Los primeros tres juegos fueron Shotty Sniper en Guardian, y esos tres fueron ganados por los Owl, pero eso si, Lady Zombie (adivinaste es mi novia) quedo en JMV.

No me acuerdo nunca verla jugar tan bien y nunca habia jugado yo tan mal.

Empieza el juego y 5 segundos despues escucho un disparo y veo a mi Spartan caer de rodillas.

15 segundos despues escucho un bello y harmonioso “Chinga tu madre” salir de la boca de Miss Zombie, volteo a ver su HUD y alcanzo a ver a su Spartan salir volando por causa de una explosion de plasma.

Los siguientes cinco fueron Slayer y fueron dominados por sus servidores de el equipo Rorschach, de hecho Miss Zombie fue la que nos hizo ganar, Verla controlar de esa manera un Aguijoneador es espectacular.

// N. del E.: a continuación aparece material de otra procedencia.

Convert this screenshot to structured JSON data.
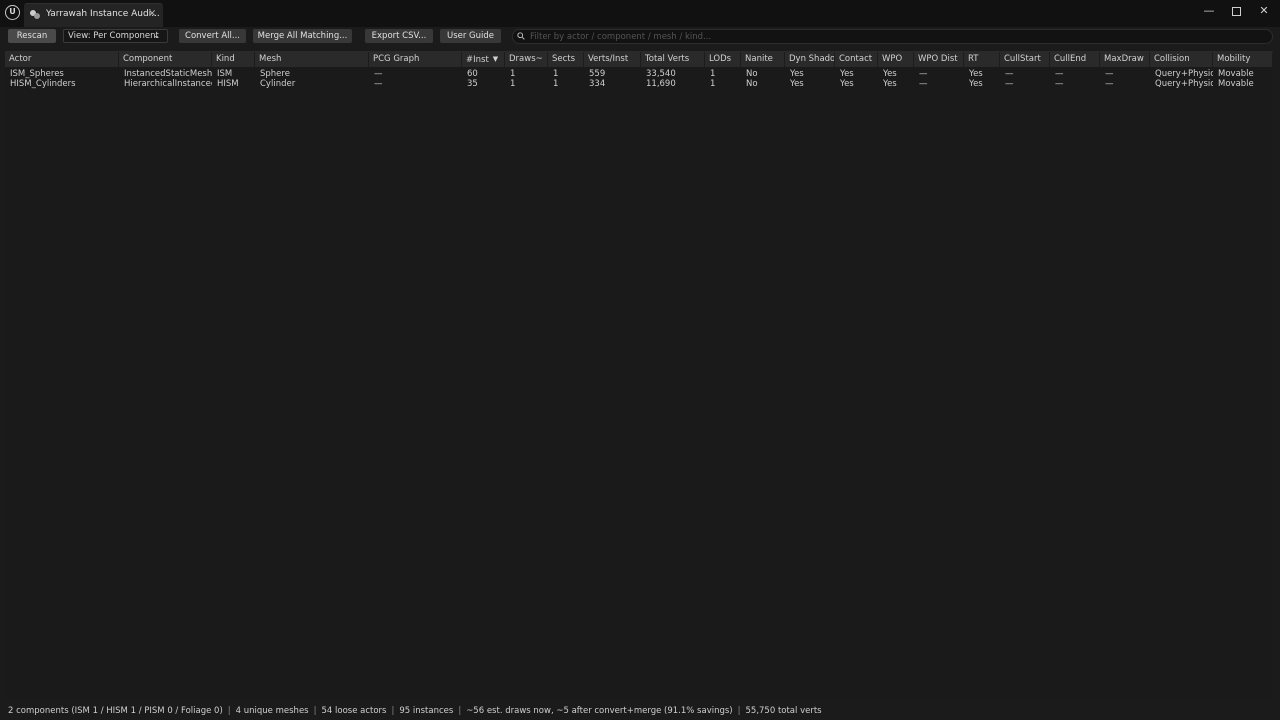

Mientras tanto merenglass se encontraba de marica usando la Invisibilidad y equipado por una escopeta, la solucion, una granada de plasma lanzada por Vacastroso cayo exactamente en la jeta de su Spartan.

Jugada espctacular: Miss Zombie llego alquite, se encontraban Merenglass, Pachuca y Kimbeyker luchando contra moi y de repente Miss Zombie lanza una granada de plasma que cae en la cabeza de Pachuca y estalla llevandose a Merenglass y a Kimbeyker.

Porcierto este es solo un post de prueba.